PESCARA – Ieri mattina, 9 ottobre, la squadra volante della Polizia è intervenuta presso un hotel del lungomare: in una delle camere due persone stavano litigando animatamente. I due, un pescarese ed un napoletano con vari precedenti di Polizia, sono stati invitati ad uscire dalla stanza per un controllo in sicurezza.

A carico dei due vi erano dei rintracci per delle notifiche, e pertanto sono stati invitati a seguire gli agenti in Questura. Durante l’accompagnamento il 35enne napoletano, che aveva tenuto sin dall’inizio un atteggiamento poco collaborativo e ostile, nel tentativo di divincolandosi ha aggredendo gli agenti che sono stati costretti ad ammanettarlo. Inoltre, l’uomo ha offeso gli agenti con frasi minacciose e intimidazioni di morte.

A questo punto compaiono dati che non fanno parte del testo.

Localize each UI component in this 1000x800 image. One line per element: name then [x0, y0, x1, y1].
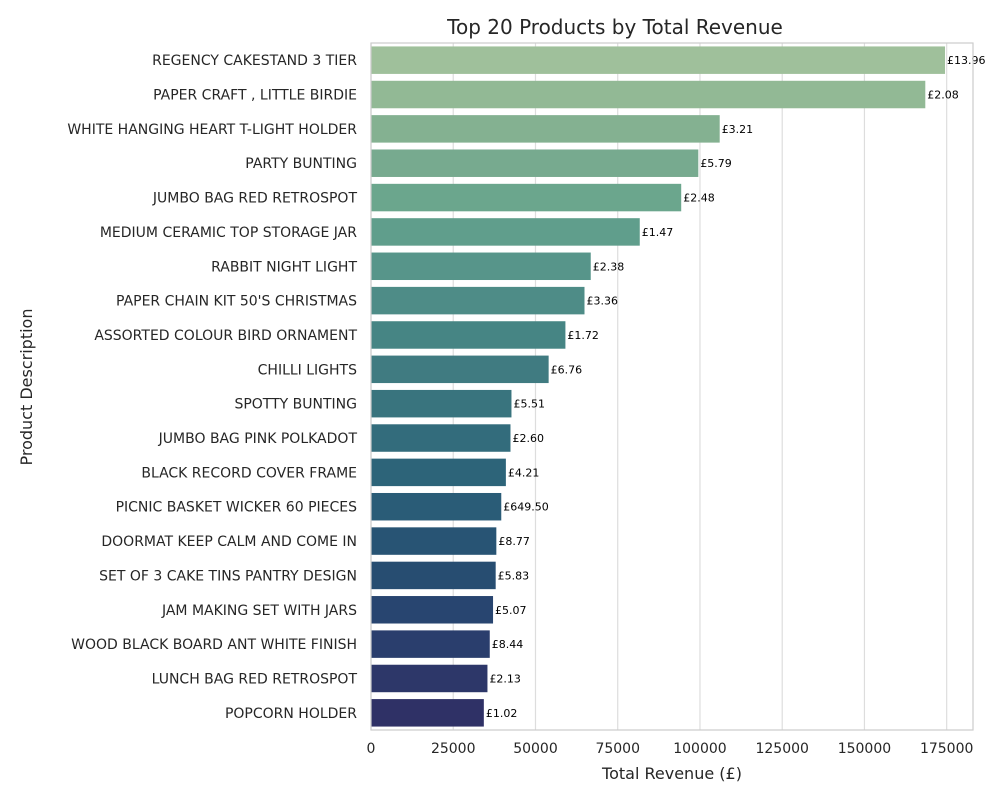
- bar: [371, 218, 640, 246]
- data-label: £8.77: [498, 535, 530, 548]
- bar: [371, 46, 946, 74]
- category-label: PARTY BUNTING: [245, 156, 357, 172]
- data-label: £5.07: [495, 604, 527, 617]
- data-label: £5.51: [513, 398, 545, 411]
- category-label: PAPER CHAIN KIT 50'S CHRISTMAS: [116, 294, 357, 310]
- x-tick-label: 25000: [431, 741, 476, 757]
- bar: [371, 183, 682, 212]
- data-label: £2.13: [489, 672, 521, 685]
- bar: [371, 389, 512, 418]
- data-label: £5.83: [498, 569, 530, 582]
- category-label: JUMBO BAG RED RETROSPOT: [152, 191, 358, 207]
- bar: [371, 596, 494, 624]
- data-label: £2.08: [927, 89, 959, 102]
- bar: [371, 492, 502, 521]
- data-label: £3.36: [586, 295, 618, 308]
- gridlines: [370, 43, 948, 730]
- data-label: £3.21: [722, 123, 754, 136]
- data-label: £6.76: [551, 363, 583, 376]
- x-tick-labels: 0 25000 50000 75000 100000 125000 150000 175000: [367, 741, 974, 757]
- category-label: REGENCY CAKESTAND 3 TIER: [152, 53, 357, 69]
- bars: [371, 46, 946, 727]
- bar: [371, 252, 591, 281]
- data-label: £1.47: [642, 226, 674, 239]
- category-label: JUMBO BAG PINK POLKADOT: [158, 431, 358, 447]
- bar: [371, 458, 506, 487]
- bar: [371, 699, 484, 727]
- category-label: BLACK RECORD COVER FRAME: [141, 465, 357, 481]
- category-label: SET OF 3 CAKE TINS PANTRY DESIGN: [99, 568, 357, 584]
- category-label: DOORMAT KEEP CALM AND COME IN: [101, 534, 357, 550]
- x-tick-label: 175000: [920, 741, 973, 757]
- x-tick-label: 100000: [673, 741, 726, 757]
- category-label: ASSORTED COLOUR BIRD ORNAMENT: [94, 328, 357, 344]
- category-label: SPOTTY BUNTING: [234, 397, 357, 413]
- data-label: £5.79: [700, 157, 732, 170]
- category-label: LUNCH BAG RED RETROSPOT: [152, 671, 358, 687]
- category-label: RABBIT NIGHT LIGHT: [211, 259, 357, 275]
- category-label: WOOD BLACK BOARD ANT WHITE FINISH: [71, 637, 357, 653]
- data-label: £4.21: [508, 466, 540, 479]
- x-tick-label: 50000: [513, 741, 558, 757]
- data-label: £2.48: [683, 192, 715, 205]
- bar: [371, 80, 926, 109]
- bar: [371, 286, 585, 315]
- category-label: PAPER CRAFT , LITTLE BIRDIE: [153, 88, 357, 104]
- x-tick-label: 150000: [838, 741, 891, 757]
- bar: [371, 424, 511, 452]
- category-label: JAM MAKING SET WITH JARS: [161, 603, 357, 619]
- category-labels: REGENCY CAKESTAND 3 TIER PAPER CRAFT , LI…: [67, 53, 357, 722]
- bar: [371, 321, 566, 349]
- data-label: £1.72: [567, 329, 599, 342]
- category-label: POPCORN HOLDER: [225, 706, 357, 722]
- data-label: £8.44: [492, 638, 524, 651]
- data-label: £13.96: [947, 54, 986, 67]
- x-axis-title: Total Revenue (£): [601, 764, 742, 783]
- data-label: £2.60: [512, 432, 544, 445]
- bar: [371, 664, 488, 693]
- bar: [371, 630, 490, 658]
- bar: [371, 527, 497, 555]
- data-label: £649.50: [503, 501, 549, 514]
- data-label: £1.02: [486, 707, 517, 720]
- category-label: MEDIUM CERAMIC TOP STORAGE JAR: [100, 225, 357, 241]
- category-label: CHILLI LIGHTS: [258, 362, 357, 378]
- category-label: WHITE HANGING HEART T-LIGHT HOLDER: [67, 122, 357, 138]
- x-tick-label: 75000: [595, 741, 640, 757]
- x-tick-label: 125000: [755, 741, 808, 757]
- x-tick-label: 0: [367, 741, 376, 757]
- bar: [371, 149, 699, 177]
- y-axis-title: Product Description: [17, 309, 36, 466]
- chart-title: Top 20 Products by Total Revenue: [446, 15, 783, 39]
- plot-frame: [370, 42, 974, 731]
- bar: [371, 355, 549, 384]
- data-label: £2.38: [593, 260, 625, 273]
- category-label: PICNIC BASKET WICKER 60 PIECES: [116, 500, 358, 516]
- data-labels: £13.96 £2.08 £3.21 £5.79 £2.48 £1.47 £2.38 £3.3…: [486, 54, 986, 720]
- bar: [371, 561, 496, 590]
- bar: [371, 115, 720, 143]
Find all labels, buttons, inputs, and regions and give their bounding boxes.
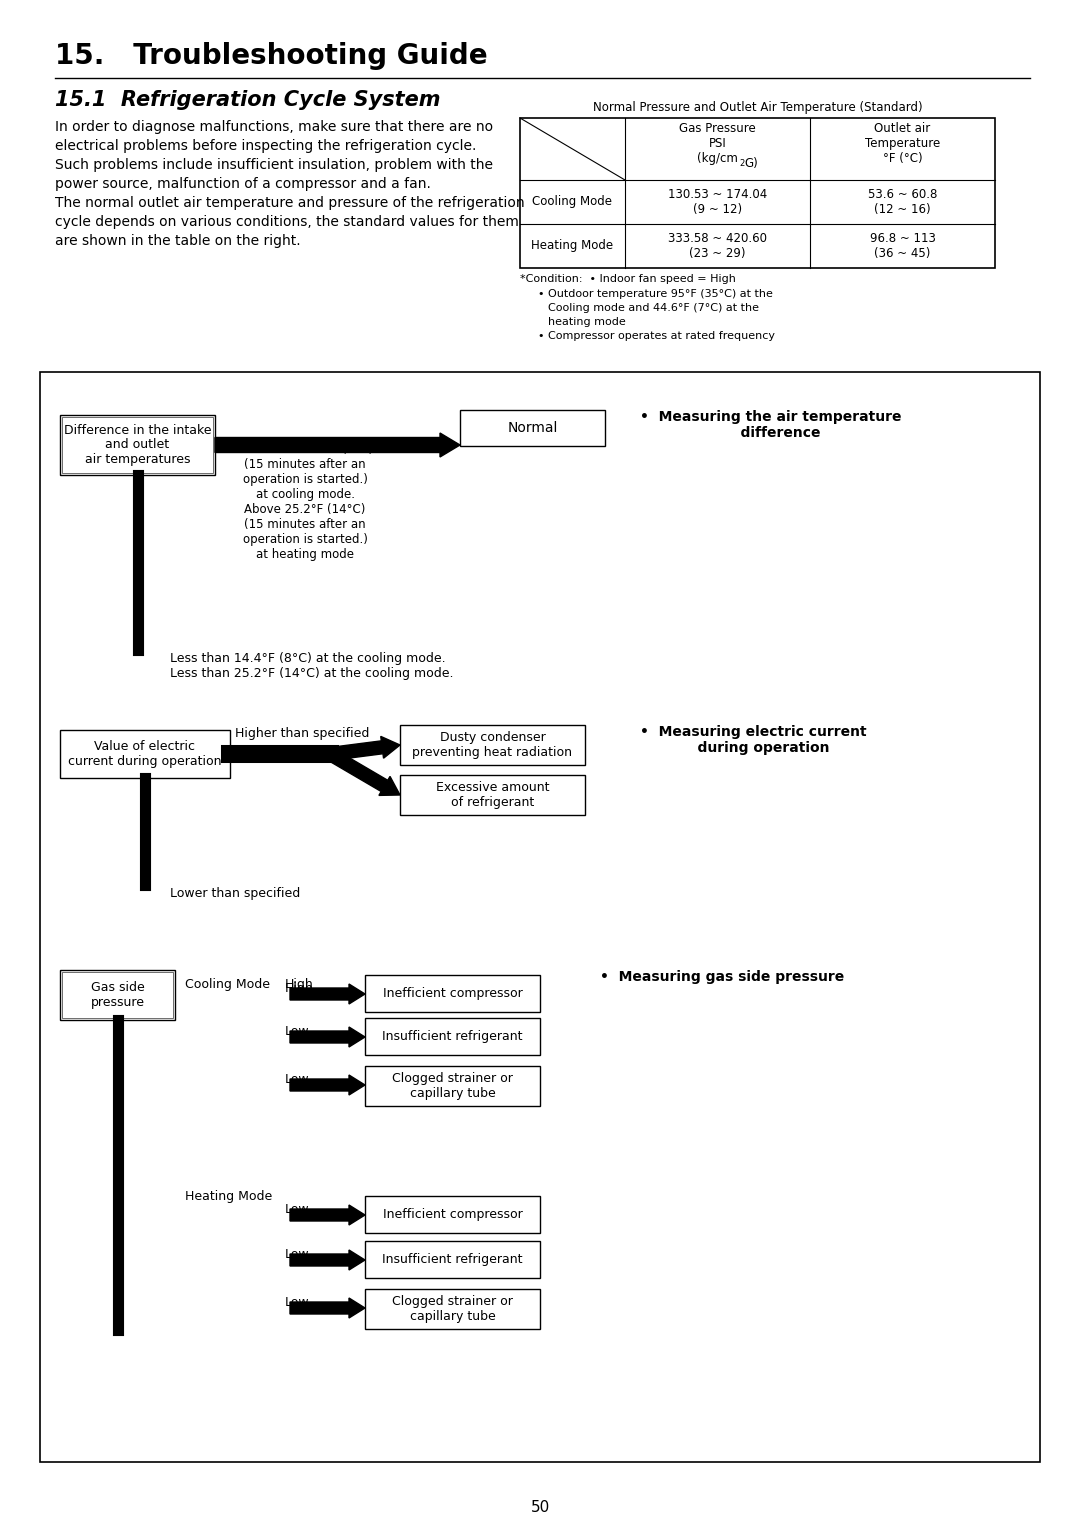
Text: Insufficient refrigerant: Insufficient refrigerant	[382, 1254, 523, 1266]
Text: Excessive amount
of refrigerant: Excessive amount of refrigerant	[435, 780, 550, 809]
Text: 15.   Troubleshooting Guide: 15. Troubleshooting Guide	[55, 43, 488, 70]
Text: Outlet air
Temperature
°F (°C): Outlet air Temperature °F (°C)	[865, 122, 940, 165]
Text: Such problems include insufficient insulation, problem with the: Such problems include insufficient insul…	[55, 157, 492, 173]
Polygon shape	[291, 1298, 365, 1318]
Text: Low: Low	[285, 1296, 310, 1309]
Text: Gas side
pressure: Gas side pressure	[91, 980, 145, 1009]
Polygon shape	[291, 983, 365, 1003]
Text: 53.6 ~ 60.8
(12 ~ 16): 53.6 ~ 60.8 (12 ~ 16)	[868, 188, 937, 215]
Text: Difference in the intake
and outlet
air temperatures: Difference in the intake and outlet air …	[64, 423, 212, 467]
Bar	[460, 411, 605, 446]
Bar	[519, 118, 995, 269]
Text: Low: Low	[285, 1025, 310, 1038]
Polygon shape	[291, 1028, 365, 1048]
Text: G): G)	[744, 157, 758, 169]
Polygon shape	[215, 434, 460, 457]
Text: High: High	[285, 982, 314, 996]
Text: Higher than specified: Higher than specified	[235, 727, 369, 741]
Text: Gas Pressure
PSI
(kg/cm: Gas Pressure PSI (kg/cm	[679, 122, 756, 165]
Text: •  Measuring electric current
    during operation: • Measuring electric current during oper…	[640, 725, 866, 756]
Text: Heating Mode: Heating Mode	[185, 1190, 272, 1203]
Text: Clogged strainer or
capillary tube: Clogged strainer or capillary tube	[392, 1072, 513, 1099]
Text: Cooling Mode: Cooling Mode	[185, 977, 270, 991]
Text: Low: Low	[285, 1203, 310, 1215]
Text: The normal outlet air temperature and pressure of the refrigeration: The normal outlet air temperature and pr…	[55, 195, 525, 211]
Text: 96.8 ~ 113
(36 ~ 45): 96.8 ~ 113 (36 ~ 45)	[869, 232, 935, 260]
Bar	[365, 976, 540, 1012]
Text: Heating Mode: Heating Mode	[531, 240, 613, 252]
Bar	[365, 1241, 540, 1278]
Text: • Outdoor temperature 95°F (35°C) at the: • Outdoor temperature 95°F (35°C) at the	[538, 289, 773, 299]
Text: Less than 14.4°F (8°C) at the cooling mode.
Less than 25.2°F (14°C) at the cooli: Less than 14.4°F (8°C) at the cooling mo…	[170, 652, 454, 680]
Text: Low: Low	[285, 1073, 310, 1086]
Bar	[400, 776, 585, 815]
Bar	[62, 973, 173, 1019]
Text: 130.53 ~ 174.04
(9 ~ 12): 130.53 ~ 174.04 (9 ~ 12)	[667, 188, 767, 215]
Bar	[400, 725, 585, 765]
Bar	[365, 1066, 540, 1106]
Polygon shape	[329, 736, 400, 760]
Text: •  Measuring the air temperature
    difference: • Measuring the air temperature differen…	[640, 411, 902, 440]
Text: Inefficient compressor: Inefficient compressor	[382, 986, 523, 1000]
Text: power source, malfunction of a compressor and a fan.: power source, malfunction of a compresso…	[55, 177, 431, 191]
Text: are shown in the table on the right.: are shown in the table on the right.	[55, 234, 300, 247]
Polygon shape	[291, 1075, 365, 1095]
Text: High: High	[285, 977, 314, 991]
Bar	[60, 415, 215, 475]
Text: Low: Low	[285, 1248, 310, 1261]
Text: electrical problems before inspecting the refrigeration cycle.: electrical problems before inspecting th…	[55, 139, 476, 153]
Bar	[60, 970, 175, 1020]
Text: cycle depends on various conditions, the standard values for them: cycle depends on various conditions, the…	[55, 215, 518, 229]
Text: 50: 50	[530, 1500, 550, 1515]
Text: 15.1  Refrigeration Cycle System: 15.1 Refrigeration Cycle System	[55, 90, 441, 110]
Text: 2: 2	[740, 159, 745, 168]
Text: Inefficient compressor: Inefficient compressor	[382, 1208, 523, 1222]
Text: Lower than specified: Lower than specified	[170, 887, 300, 899]
Text: Normal Pressure and Outlet Air Temperature (Standard): Normal Pressure and Outlet Air Temperatu…	[593, 101, 922, 115]
Text: Dusty condenser
preventing heat radiation: Dusty condenser preventing heat radiatio…	[413, 731, 572, 759]
Text: Cooling mode and 44.6°F (7°C) at the: Cooling mode and 44.6°F (7°C) at the	[548, 302, 759, 313]
Text: Insufficient refrigerant: Insufficient refrigerant	[382, 1031, 523, 1043]
Text: Clogged strainer or
capillary tube: Clogged strainer or capillary tube	[392, 1295, 513, 1322]
Text: More than 14.4°F (8°C)
(15 minutes after an
operation is started.)
at cooling mo: More than 14.4°F (8°C) (15 minutes after…	[237, 443, 374, 560]
Polygon shape	[291, 1205, 365, 1225]
Bar	[365, 1019, 540, 1055]
Text: Cooling Mode: Cooling Mode	[532, 195, 612, 209]
Text: 333.58 ~ 420.60
(23 ~ 29): 333.58 ~ 420.60 (23 ~ 29)	[669, 232, 767, 260]
Text: In order to diagnose malfunctions, make sure that there are no: In order to diagnose malfunctions, make …	[55, 121, 494, 134]
Polygon shape	[327, 748, 400, 796]
Bar	[60, 730, 230, 777]
Text: heating mode: heating mode	[548, 318, 625, 327]
Text: *Condition:  • Indoor fan speed = High: *Condition: • Indoor fan speed = High	[519, 273, 735, 284]
Bar	[62, 417, 213, 473]
Text: Normal: Normal	[508, 421, 557, 435]
Polygon shape	[291, 1251, 365, 1270]
Bar	[40, 373, 1040, 1461]
Text: •  Measuring gas side pressure: • Measuring gas side pressure	[600, 970, 845, 983]
Text: • Compressor operates at rated frequency: • Compressor operates at rated frequency	[538, 331, 775, 341]
Text: Value of electric
current during operation: Value of electric current during operati…	[68, 741, 221, 768]
Bar	[365, 1289, 540, 1328]
Bar	[365, 1196, 540, 1232]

Una volta in Questura, l’uomo non si è assolutamente calmato e ha iniziato a prendersela contro la porta, prendendola a calci e pugni, urlando e continuando con le sue minacce. Il soggetto è stato pertanto tratto in arresto per i reati di resistenza e minacce a Pubblico Ufficiale. Una volta avvisata l’Autorità Giudiziaria della difficoltà di tenerlo in Questura, è stato condotto presso la locale Casa Circondariale in attesa dell’udienza di convalida.